## Thursday, October 13, 2011

### SRM 521: Meh

So, after the disaster from SRM 520, I tried to recover rating. Wanted 2000 back. I think I was really close but I made a terribly bad mistake.

Div1 500
Didn't like this match mostly because of this problem. At first it was hard to understand and it had an ambiguity in the statement. Later it turned out that I still didn't understand it correctly even after the intermission phase.

Div1 250
When there were 14 minutes left I opened the 250. I knew I should be able to solve it in under that time. I saw very high scores for this problem. In fact, hundreds of it.

It was a very easy problem. Too easy, to be honest. Worse, it seems it appeared in Codeforces last year: http://codeforces.com/contest/26/problem/B

I solved it but I was failing examples. After a couple of seconds debugging I find the mistake, and get 246 score. That was bad, because with 246 you get position 200+, but with 248 you get 100+.

Challenge
At first, I got lucky because I found a wrong solution for the 250. Someone was checking for the sign of the number of open parenthesis before changing it instead of after. So a simple ) was enough to challenge it.

Later I really screwed up. With the 296 score I had a very good place, and 50 points wouldn't improve that position. -25 points would really break the position though, so there was really no good reason to try any more challenges. Yet I did, and I did it because I misread a min() as a max() function.
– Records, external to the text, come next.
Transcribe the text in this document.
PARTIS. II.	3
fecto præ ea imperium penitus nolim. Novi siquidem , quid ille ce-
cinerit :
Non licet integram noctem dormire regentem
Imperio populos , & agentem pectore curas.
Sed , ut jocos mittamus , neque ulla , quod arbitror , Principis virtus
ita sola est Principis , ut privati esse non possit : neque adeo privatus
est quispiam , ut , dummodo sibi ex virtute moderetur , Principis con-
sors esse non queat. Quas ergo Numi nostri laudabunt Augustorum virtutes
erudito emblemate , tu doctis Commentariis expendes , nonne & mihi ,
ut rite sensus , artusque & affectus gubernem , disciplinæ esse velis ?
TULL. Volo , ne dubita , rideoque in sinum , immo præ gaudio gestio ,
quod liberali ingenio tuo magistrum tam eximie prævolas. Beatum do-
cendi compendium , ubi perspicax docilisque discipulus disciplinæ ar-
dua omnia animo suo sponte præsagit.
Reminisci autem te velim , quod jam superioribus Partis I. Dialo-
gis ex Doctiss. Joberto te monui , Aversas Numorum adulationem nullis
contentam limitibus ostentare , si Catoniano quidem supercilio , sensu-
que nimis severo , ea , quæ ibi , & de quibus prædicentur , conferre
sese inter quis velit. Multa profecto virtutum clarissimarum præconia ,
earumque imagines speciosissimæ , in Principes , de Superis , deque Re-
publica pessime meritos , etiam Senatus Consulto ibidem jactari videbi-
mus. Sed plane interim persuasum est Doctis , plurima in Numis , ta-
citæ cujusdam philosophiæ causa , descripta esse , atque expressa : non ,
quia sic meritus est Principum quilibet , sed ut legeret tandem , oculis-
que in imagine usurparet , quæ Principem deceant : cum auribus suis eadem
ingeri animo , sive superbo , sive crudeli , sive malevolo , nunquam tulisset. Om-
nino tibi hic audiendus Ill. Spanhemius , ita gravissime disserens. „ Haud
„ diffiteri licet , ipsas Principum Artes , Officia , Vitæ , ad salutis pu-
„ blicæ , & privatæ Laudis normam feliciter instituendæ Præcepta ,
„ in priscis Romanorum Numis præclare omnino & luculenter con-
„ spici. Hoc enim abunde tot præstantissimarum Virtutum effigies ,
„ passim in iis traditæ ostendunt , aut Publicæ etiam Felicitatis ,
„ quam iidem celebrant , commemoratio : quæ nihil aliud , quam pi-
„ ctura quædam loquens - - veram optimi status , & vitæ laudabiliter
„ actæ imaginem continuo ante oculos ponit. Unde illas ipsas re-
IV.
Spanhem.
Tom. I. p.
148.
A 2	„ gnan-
Without this mistake I would have returned to 2000+ rating.

To make matters worse, it seems that the 1000 was easier than the 500 and had many successful solutions.

And here is an explanation for the div1 250
The problem asks for you to fix a sequence of parenthesis: (())()( so that it becomes correct adding the minimum number of parenthesis.

We will go from left to right and for each open parenthesis, increase a counter and for each closed parenthesis decrease it.

If the count becomes negative, then we have too many closed parenthesis. It is best to add an open parenthesis right before the newest closed parenthesis we found. Then we have to set the count back to 0.

At the end, the count may be non-zero, this means there are too many open parenthesis, it is best to add just as many closed parenthesis.